Anche quest'opera del secolo XVII viene attribuita dal Puppi ad Antonio Bianchi e viene giudicata una fra le sue migliori composizioni. 

Nella nicchia è conservata la pala originale con Sant'Antonio da Padova che adora il Divino Infante di buona fattura. Per l'impostazione della scena potrebbe essere ricondotta nell'ambito di Antonio Balestra o, secondo molti critici, ad ambito veronese in particolare al pittore Girolamo Pellegrini per quei caldi toni tra il marrone e il giallo e la felice idea del Bambino che sgambetta festoso e tende le mani al Santo.

Altare di San Rocco

Proseguendo, nella seconda cappella di sinistra, si trova l'altare di San Rocco. Questo altare, dedicato ai Santi Rocco e Sebastiano, è il più noto della chiesa per la pala del Tiepolo e per la presenza di pregevoli sculture, le più belle dopo quelle dell'Altar Maggiore. 
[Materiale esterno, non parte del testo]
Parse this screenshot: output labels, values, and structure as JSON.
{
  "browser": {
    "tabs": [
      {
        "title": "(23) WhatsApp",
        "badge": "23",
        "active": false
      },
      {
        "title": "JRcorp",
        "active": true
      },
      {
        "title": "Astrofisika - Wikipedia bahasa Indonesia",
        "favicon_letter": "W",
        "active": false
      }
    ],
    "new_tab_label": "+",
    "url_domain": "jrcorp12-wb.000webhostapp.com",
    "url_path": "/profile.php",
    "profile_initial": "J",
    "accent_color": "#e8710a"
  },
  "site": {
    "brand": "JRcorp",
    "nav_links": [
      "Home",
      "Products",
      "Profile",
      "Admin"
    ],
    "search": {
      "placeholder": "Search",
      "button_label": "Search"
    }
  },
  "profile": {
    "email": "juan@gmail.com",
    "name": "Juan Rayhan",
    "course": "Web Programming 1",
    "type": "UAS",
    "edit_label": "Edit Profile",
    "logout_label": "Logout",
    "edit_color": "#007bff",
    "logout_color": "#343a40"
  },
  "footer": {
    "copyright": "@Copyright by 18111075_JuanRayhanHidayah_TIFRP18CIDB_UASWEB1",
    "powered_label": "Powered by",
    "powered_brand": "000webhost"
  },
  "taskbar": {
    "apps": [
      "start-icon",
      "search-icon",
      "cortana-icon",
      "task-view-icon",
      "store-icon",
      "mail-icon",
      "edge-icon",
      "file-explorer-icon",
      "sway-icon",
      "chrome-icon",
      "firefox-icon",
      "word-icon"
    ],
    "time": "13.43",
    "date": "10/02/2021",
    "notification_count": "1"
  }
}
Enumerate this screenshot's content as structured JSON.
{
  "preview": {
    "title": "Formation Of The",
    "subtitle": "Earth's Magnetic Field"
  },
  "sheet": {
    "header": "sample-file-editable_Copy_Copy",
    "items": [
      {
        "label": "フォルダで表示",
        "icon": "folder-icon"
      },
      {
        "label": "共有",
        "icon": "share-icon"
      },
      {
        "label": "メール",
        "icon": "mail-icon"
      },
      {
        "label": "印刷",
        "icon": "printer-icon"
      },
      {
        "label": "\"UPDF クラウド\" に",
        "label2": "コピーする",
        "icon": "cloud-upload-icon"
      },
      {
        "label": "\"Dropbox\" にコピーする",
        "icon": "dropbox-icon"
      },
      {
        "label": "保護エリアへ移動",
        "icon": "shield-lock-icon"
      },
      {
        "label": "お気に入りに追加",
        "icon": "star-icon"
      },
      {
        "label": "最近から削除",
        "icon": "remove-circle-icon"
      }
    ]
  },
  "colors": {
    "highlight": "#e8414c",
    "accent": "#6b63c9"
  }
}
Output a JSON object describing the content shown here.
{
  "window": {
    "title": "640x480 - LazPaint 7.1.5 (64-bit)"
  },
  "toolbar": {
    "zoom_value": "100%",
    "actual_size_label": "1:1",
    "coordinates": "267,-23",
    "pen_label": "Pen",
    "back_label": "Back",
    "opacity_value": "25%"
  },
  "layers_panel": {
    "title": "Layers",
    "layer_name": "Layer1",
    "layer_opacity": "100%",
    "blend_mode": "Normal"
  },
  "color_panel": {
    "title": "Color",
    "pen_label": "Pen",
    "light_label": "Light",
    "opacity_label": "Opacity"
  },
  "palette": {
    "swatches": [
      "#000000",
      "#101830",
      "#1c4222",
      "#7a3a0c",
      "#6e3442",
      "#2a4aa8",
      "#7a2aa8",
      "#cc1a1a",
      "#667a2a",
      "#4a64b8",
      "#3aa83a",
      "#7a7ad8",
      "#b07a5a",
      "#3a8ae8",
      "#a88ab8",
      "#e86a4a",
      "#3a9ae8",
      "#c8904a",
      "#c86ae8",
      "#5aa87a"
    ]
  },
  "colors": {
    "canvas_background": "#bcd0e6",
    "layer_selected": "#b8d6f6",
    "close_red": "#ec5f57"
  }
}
Sul basamento a specchiatura semplice poggiano due coppie di colonne con capitello corinzio. Sulla soprastante cimasa con timpano a sesto ribassato sono collocati quattro putti alati e altri due angeli più grandi in atto benedicente. Questo gruppo è stato attribuito ad Antonio Bonazza.

 
L'altare, non essendo presente alcuna dedica di una confraternita, si pensa sia stato eretto a spese dell'intera parrocchia, per collocarvi la pala di Gianbattista Tiepolo. 

Questa tela fu commissionata al Tiepolo dal cardinale Carlo Rezzonico, poi papa col nome di Clemente XIII nel 1758, che qui a Noventa qualche anno prima aveva acquistato la Villa Barbarigo. 

Inserite sulle pareti della cappella, vi sono le due formelle con i Santi Rocco e Sebastiano, importante documento di un precedente altare della quattrocentesca parrocchiale. Sono questi due santi mantegneschi, severi e aspri nel loro dolore come si conveniva a chi era invocato nelle tragiche ricorrenze pestilenziali.

Santi Rocco e Sebastiano

Nella tela, ricordando uno studio del critico Remo Schiavo, troviamo un Tiepolo giunto a maturità pittorica, che si è liberato dagli influssi dei "tenebrosi" veneziani, per attingere a un più composto classicismo dovuto allo studio delle opere di Paolo Veronese: brillano i colori leggeri tra il bianco, il rosa, il giallo, i santi campeggiano sullo sfondo di cieli azzurri e di classiche rovine, nel volto non mostrano la sofferenza del crudele martirio ma la raggiunta beatitudine celeste. 

La struttura piramidale della sacra rappresentazione pone alto sullo sfondo San Rocco su un rocchio di cornice di pietra in abito da pellegrino rosso e verde, mentre in primo piano quasi accostato alla sofferente umanità, rappresentata dalla vecchia paralitica, San Sebastiano ancora legato alla colonna mostra l'atletico corpo piagato dalle crudeli saette. Il bianco del candido perizoma, un prodigio di tecnica pittorica, richiama l'ampio fazzoletto che copre la testa della vecchia; come il realismo della faretra abbandonata ha il suo corrispettivo nel carrettino di legno che sostiene l'inferma.